Nach meinem 100.Länderspiel in Erlangen standen noch ein weiteres Länderspiel in England auf dem Programm, sowie die letzten vier Bundesligaspiele in der Rückrunde, ehe dann eine dreiwöchige Turnierserie auf uns wartete.

Gleich beim ersten der drei Turniere, den German Open, welche vor unserer Haustür in Mülheim ausgetragen wurden, konnten wir uns bis ins Viertelfinale vorspielen. So konnten wir in der ersten Runde die an drei gesetzte Paarung Nedelcheva/Dimova aus Bulgarien in drei Sätzen besiegen. Dieser Sieg war für unser Selbstvertrauen sehr wichtig und zeigte uns, dass wir auf dem richtigen Weg sind. Unsere Einstellung passte, das Auftreten stimmte und wir hielten immer dagegen, was unsere Gegner mürbe machte. Das Achtelfinale wurde dann etwas lockerer, was unter anderem auch daran lag, dass die Inderinnen nicht wirklich viel getroffen haben. Es wollte irgendwie kein Spiel aufkommen und so begrenzte es sich auf die ersten drei Schläge, wobei unsere Gegnerinnen sehr viele Fehler machten. Gerade in solchen Spielen ist es wichtig, dass man selber konzentriert bleibt und sich nicht anstecken lässt.

Das Viertelfinale war also erreicht und auch dort hatten wir mit dem zweiten koreanischen Doppel Hwang/Kim eine lösbare Aufgabe. Leider konnten wir nicht unsere beste Leistung abrufen, so dass wir die beiden zwar ein bisschen ärgern, nicht aber wirklich gefährden konnten. Schade, da wäre noch mehr drin gewesen. Aber dafür ist es wichtig, dass alles stimmt und man sich auf das Spiel konzentrieren kann…

Nichts desto trotz war ich mit dem Abschneiden zufrieden und freute mich auf die darauf folgenden Turniere.

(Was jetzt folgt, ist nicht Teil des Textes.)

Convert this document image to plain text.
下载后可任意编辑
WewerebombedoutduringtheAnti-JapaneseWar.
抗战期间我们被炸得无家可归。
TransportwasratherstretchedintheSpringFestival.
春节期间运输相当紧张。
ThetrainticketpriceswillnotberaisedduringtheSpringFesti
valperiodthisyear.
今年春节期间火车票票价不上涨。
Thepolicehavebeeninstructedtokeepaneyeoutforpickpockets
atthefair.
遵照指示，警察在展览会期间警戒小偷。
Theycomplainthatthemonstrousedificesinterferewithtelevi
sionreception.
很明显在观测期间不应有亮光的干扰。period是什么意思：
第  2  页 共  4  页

Denn bereits vier Tage später ging es weiter zu den All England Open nach Birmingham. Dieses Turnier zählt zu den Super Series Turnieren, von denen zwölf pro Jahr gespielt werden und welche nach Olympia und Weltmeisterschaften den größten Stellenwert haben. Wir hatten exakt die gleiche Auslosung wie zwei Monate zuvor beim letzten Super Series Turnier in Korea, wo wir auf Ramawhati/Eymard aus Frankreich trafen. Während wir dort noch etwas mehr Mühe hatten, wir waren auch gerade erst wieder zwei Wochen im Training, konnten wir dieses Mal souverän gewinnen und ins Achtelfinale einziehen. Dort trafen wir auf die amtierenden Olympiasiegerinnen Zhang/Yang aus China. Bundestrainer Detlef Poste stellte uns vor dem Spiel ein und gab uns einige Aufgaben mit ins Spiel. Wir sollten einfach mal was ausprobieren, z.Bsp. offensiv in die Aufschläge gehen, vorgezogene Abwehr, egal aus welcher Position sie angreifen. Dies gelang uns richtig gut und wir machten ein verdammt gutes Spiel. Auch wenn wir nur 12 und 9 Punkte bekamen, so dauerte das Spiel immerhin 35 Minuten, was gegen die „Maschinen“ aus China eine super Leistung war. Es ist immer wieder faszinierend, wie stark die Chinesinnen im Damendoppel sind. Sie sind einfach eine Macht und da wird sich in nächster Zeit auch nichts ändern.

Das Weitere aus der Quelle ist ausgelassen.